Pierre Conesa démontre comment les grandes puissances démocratiques, principalement occidentales, supposément vectrices de paix et émettrices d’un message à vocation universelle de défense des droits de l’homme, sont les premières à recourir à la force. Cette forme d’hypocrisie, que l’auteur va jusqu’à assimiler à de la « schizophrénie » (p. 102), perpétue le recours normalisé à la violence et un sentiment global d’insécurité lié à la présence généralisée d’ennemis potentiels.

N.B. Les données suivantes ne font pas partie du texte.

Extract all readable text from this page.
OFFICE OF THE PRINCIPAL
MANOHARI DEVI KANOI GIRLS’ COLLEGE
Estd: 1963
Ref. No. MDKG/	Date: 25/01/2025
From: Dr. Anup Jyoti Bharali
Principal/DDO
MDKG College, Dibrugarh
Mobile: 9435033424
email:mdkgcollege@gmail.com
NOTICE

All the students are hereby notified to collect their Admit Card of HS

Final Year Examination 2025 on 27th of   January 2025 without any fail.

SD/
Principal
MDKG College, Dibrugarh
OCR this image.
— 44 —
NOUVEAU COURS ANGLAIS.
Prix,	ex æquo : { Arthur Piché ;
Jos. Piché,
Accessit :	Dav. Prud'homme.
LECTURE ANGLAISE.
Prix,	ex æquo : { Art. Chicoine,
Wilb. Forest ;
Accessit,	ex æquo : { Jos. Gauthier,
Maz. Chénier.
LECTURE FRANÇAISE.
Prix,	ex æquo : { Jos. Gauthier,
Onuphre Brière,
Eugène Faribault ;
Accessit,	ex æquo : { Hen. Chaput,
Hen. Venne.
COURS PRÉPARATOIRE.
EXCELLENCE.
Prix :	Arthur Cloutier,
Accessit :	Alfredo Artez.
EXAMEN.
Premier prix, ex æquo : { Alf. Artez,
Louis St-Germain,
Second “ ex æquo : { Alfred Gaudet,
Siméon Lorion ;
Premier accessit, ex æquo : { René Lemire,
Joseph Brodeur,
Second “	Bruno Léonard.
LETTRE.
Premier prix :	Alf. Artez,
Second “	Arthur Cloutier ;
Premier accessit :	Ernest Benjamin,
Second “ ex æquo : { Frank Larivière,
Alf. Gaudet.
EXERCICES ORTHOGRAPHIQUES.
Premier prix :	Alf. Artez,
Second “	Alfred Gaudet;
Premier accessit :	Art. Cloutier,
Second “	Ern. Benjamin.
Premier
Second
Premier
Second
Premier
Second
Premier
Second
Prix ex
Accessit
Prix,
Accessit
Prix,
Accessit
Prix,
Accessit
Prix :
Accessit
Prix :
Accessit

Il y a une dimension morale à cet ouvrage, contenue dans le sous-titre même. Cette expression traduit un mécanisme sous-jacent de déshumanisation de l’ennemi, celui-ci n’est plus considéré comme un semblable mais comme un rival, créant un état de légitime défense permanent. Si le processus est bien mené, l’opinion publique adhère aux propos, caricatures, et autres symboles fielleux diffusés par les autorités ; ce qui a pour conséquence d’amoindrir considérablement voire d’anéantir la culpabilité normalement ressentie lors de la mise à mort d’autrui.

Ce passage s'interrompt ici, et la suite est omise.